The recently announced Administrative Order 22 creating the Human Rights Coordinating Committee by President Marcos Jr. will replace the United Nations Joint Program on Human Rights (UNJP) which is ending its term in June this year. The Joint Program on Human Rights was a result of the UN Human Rights Council resolution towards capacity building for the Philippines, in light of the devastating war on drugs and war on terror by the previous Duterte government.

The most glaring difference is that the so-called super body no longer has the same role and influence of the UN nor of civil society. While the UNJP is jointly implemented by the government, the UN and member CSOs, the new coordinating committee is fully government implemented and has had entirely no consultation with the UN nor civil society.

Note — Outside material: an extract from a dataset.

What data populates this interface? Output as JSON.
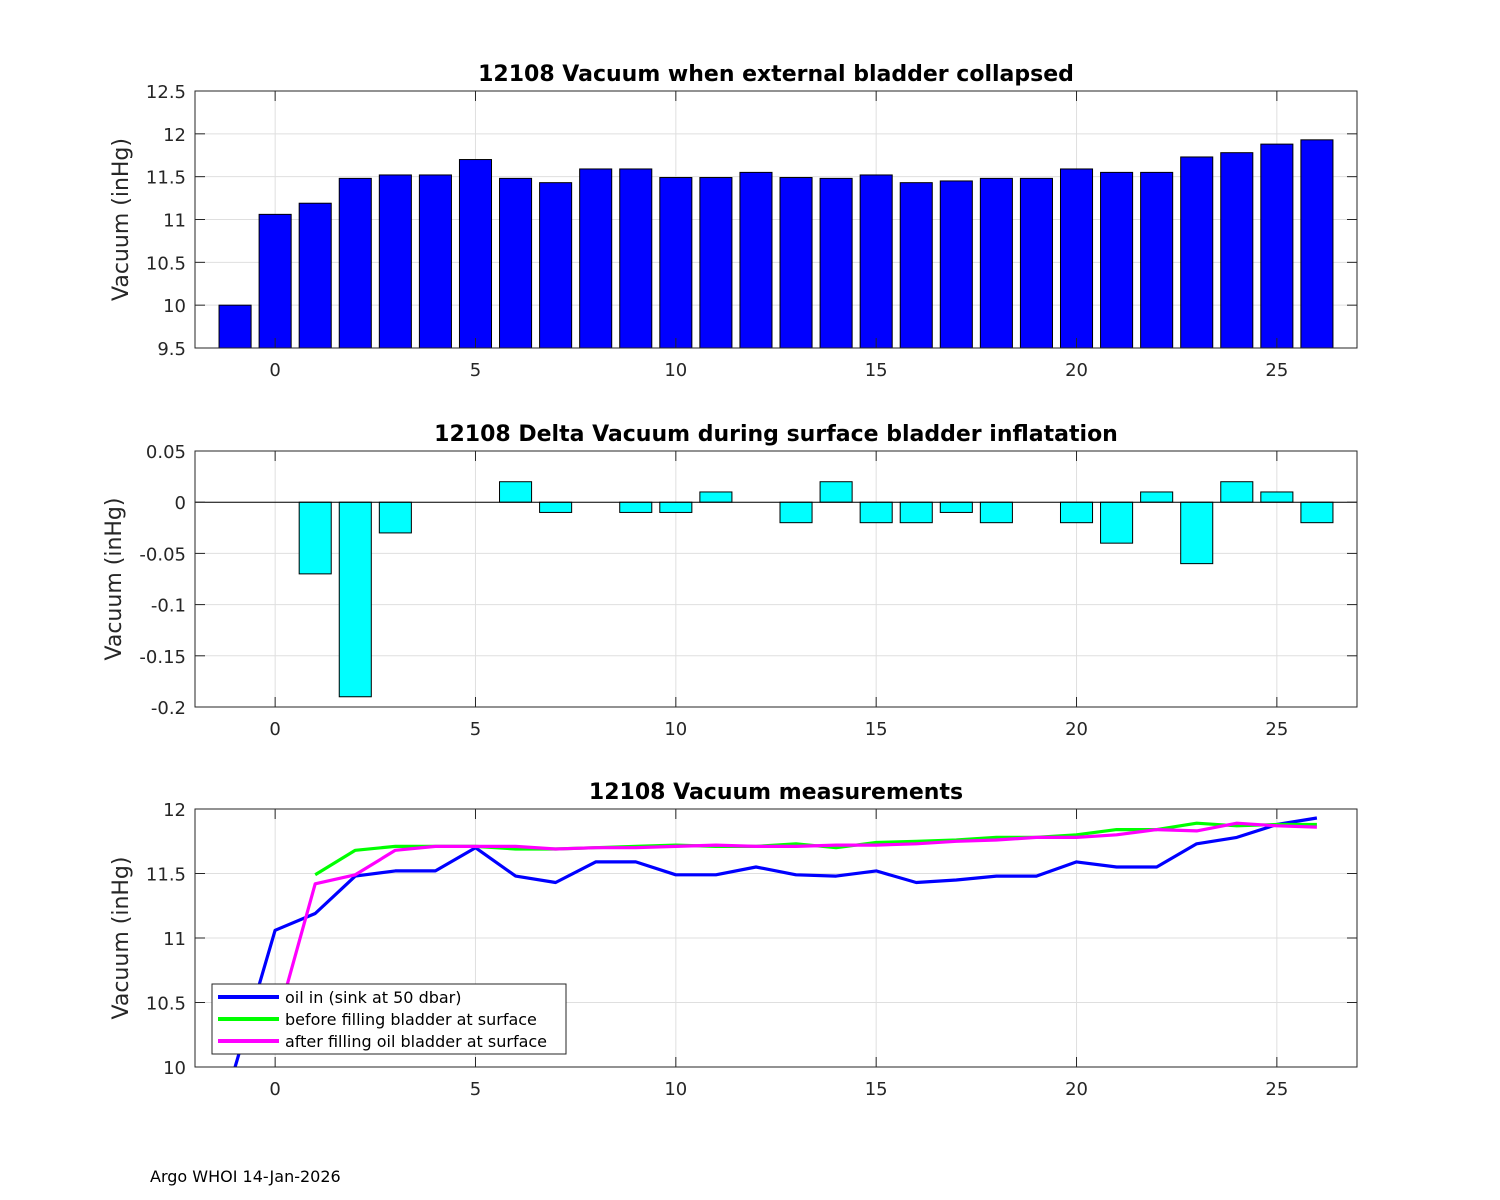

Furthermore, there has been no formal assessment of the UN Joint Program in terms of its accomplishments towards exacting accountability for the human rights atrocities of Duterte’s wars. The UN has not made a determination as to the success of the UNJP in meeting the recommendations of the UN High Commissioner’s report on the Philippines. The government has not acknowledged the list of the ongoing and incomplete work of the UNJP which need support for their continuation.

Post-UNJP, sans a more robust role of the United Nations in the Philippines, a stronger mandate for the Commission on Human Rights and civil society’s critical voice in the programs implemented by the HRCC, it stands to fail. Once again the Filipino people faces the grim possibility of human rights being sold cheap to them, while nothing changes on the ground.